What is the source of new vesicles? At conventional synapses, refilling is tightly coupled to endocytosis (De Camilli et al. 1995; Shupliakov et al. 1997; Daly et al. 2000), but this is not necessarily the case at ribbon synapses, where the releasable pool can be refilled multiple times in the absence of complete membrane retrieval (Parsons et al. 1994; von Gersdorff & Matthews, 1997; Heidelberger et al. 2002; Holt et al. 2004). In photoreceptors, both early tracer studies and recent studies using FM dyes have shown that retrieved vesicles are dispersed throughout the cytosolic pool (Fig. 1B) rather than being preferentially localized to synaptic ribbons (Schacher et al. 1974; Schaeffer & Raviola, 1978; Townes-Anderson et al. 1985; Rea et al. 2004). In addition, photoreceptor membrane retrieval may begin following a delay of half a second or more (Rieke & Schwartz, 1996) and can take a second, if not tens of seconds, to reach completion depending upon experimental conditions (Rabl et al. 2005; B. Innocenti and R. Heidelberger, unpublished observations), similar to other neurons. Thus, it seems unlikely that refilling from newly retrieved vesicles can be the sole mechanism by which the photoreceptor releasable pool is maintained. To avoid an empty fusion site that would erroneously signal an increase in illumination, replenishment of the releasable pool from the large cytoplasmic reserve (Fig. 1) emerges as an attractive alternative. Reserve vesicles in photoreceptors are significantly more mobile than those of conventional synapses, suggestive of the potential to rapidly refill an empty vesicle docking site (Rea et al. 2004; see also discussion in Heidelberger & Innocenti, 2006). A question for the future is whether all vesicles in the cytoplasmic pool are equally able to replenish the releasable pool or whether there is heterogeneity within this large pool.

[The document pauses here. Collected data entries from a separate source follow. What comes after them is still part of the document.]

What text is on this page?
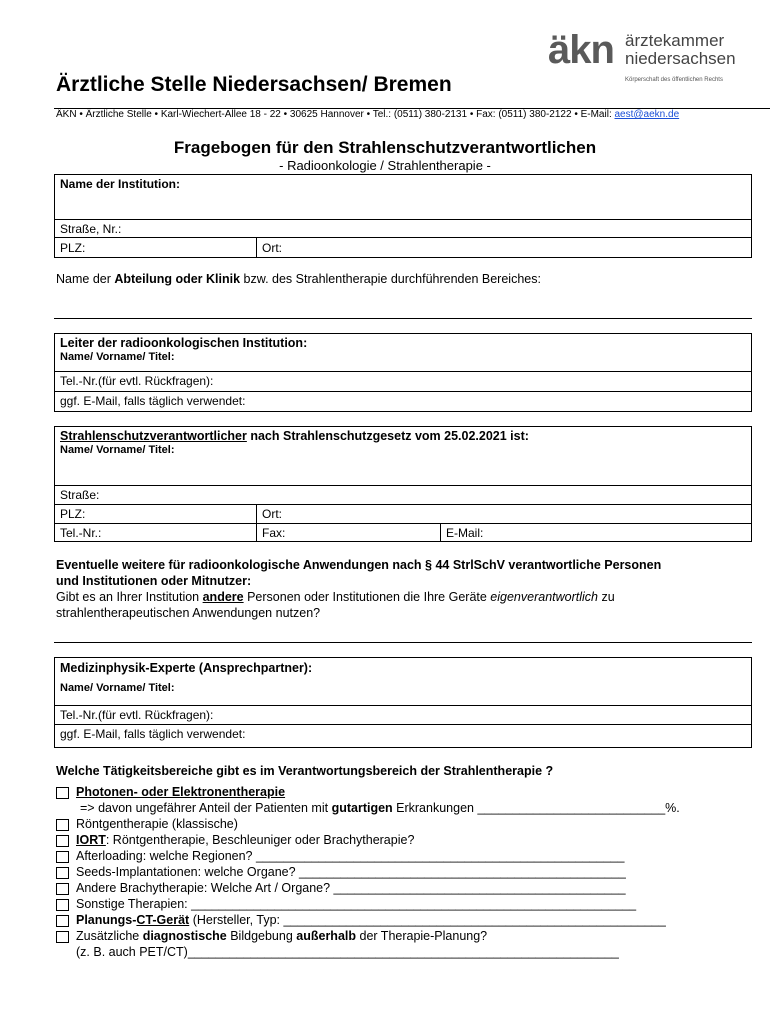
äkn ärztekammer
niedersachsen
Körperschaft des öffentlichen Rechts
Ärztliche Stelle Niedersachsen/ Bremen
ÄKN • Ärztliche Stelle • Karl-Wiechert-Allee 18 - 22 • 30625 Hannover • Tel.: (0511) 380-2131 • Fax: (0511) 380-2122 • E-Mail: aest@aekn.de
Fragebogen für den Strahlenschutzverantwortlichen
- Radioonkologie / Strahlentherapie -
Name der Institution:
Straße, Nr.:
PLZ:	Ort:
Name der Abteilung oder Klinik bzw. des Strahlentherapie durchführenden Bereiches:
Leiter der radioonkologischen Institution:
Name/ Vorname/ Titel:
Tel.-Nr.(für evtl. Rückfragen):
ggf. E-Mail, falls täglich verwendet:
Strahlenschutzverantwortlicher nach Strahlenschutzgesetz vom 25.02.2021 ist:
Name/ Vorname/ Titel:
Straße:
PLZ:	Ort:
Tel.-Nr.:	Fax:	E-Mail:
Eventuelle weitere für radioonkologische Anwendungen nach § 44 StrlSchV verantwortliche Personen
und Institutionen oder Mitnutzer:
Gibt es an Ihrer Institution andere Personen oder Institutionen die Ihre Geräte eigenverantwortlich zu
strahlentherapeutischen Anwendungen nutzen?
Medizinphysik-Experte (Ansprechpartner):
Name/ Vorname/ Titel:
Tel.-Nr.(für evtl. Rückfragen):
ggf. E-Mail, falls täglich verwendet:
Welche Tätigkeitsbereiche gibt es im Verantwortungsbereich der Strahlentherapie ?
Photonen- oder Elektronentherapie
=> davon ungefährer Anteil der Patienten mit gutartigen Erkrankungen ___________________________%.
Röntgentherapie (klassische)
IORT: Röntgentherapie, Beschleuniger oder Brachytherapie?
Afterloading: welche Regionen? _____________________________________________________
Seeds-Implantationen: welche Organe? _______________________________________________
Andere Brachytherapie: Welche Art / Organe? __________________________________________
Sonstige Therapien: ________________________________________________________________
Planungs-CT-Gerät (Hersteller, Typ: _______________________________________________________
Zusätzliche diagnostische Bildgebung außerhalb der Therapie-Planung?
(z. B. auch PET/CT)______________________________________________________________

Mechanisms contributing to graded release
From invertebrates to mammals, the typical relationship between neuronal exocytosis and calcium current is supralinear, resulting in a rapid, synchronized burst of neurotransmitter release in response to a calcium stimulus that reaches the threshold for exocytosis. By contrast, one of the striking features of synaptic transmission at the photoreceptor synapse is the remarkable ability to relay detailed and temporally precise information about stimulus-evoked, graded changes in presynaptic membrane potential. This interesting property arises because over much of the physiologically relevant range of rod and cone membrane voltage, the relationship between voltage, calcium current and the extent of exocytosis is nearly linear (Fig. 2A; Thoreson et al. 2004; Rabl et al. 2006). Linearity between exocytosis and calcium entry has also been reported at a few other primary sensory neurons, in addition to endocrine cells and retinal amacrine cells (reviewed in Heidelberger & Innocenti, 2006).
Figure 2. The relationship between release and calcium is nearly linear.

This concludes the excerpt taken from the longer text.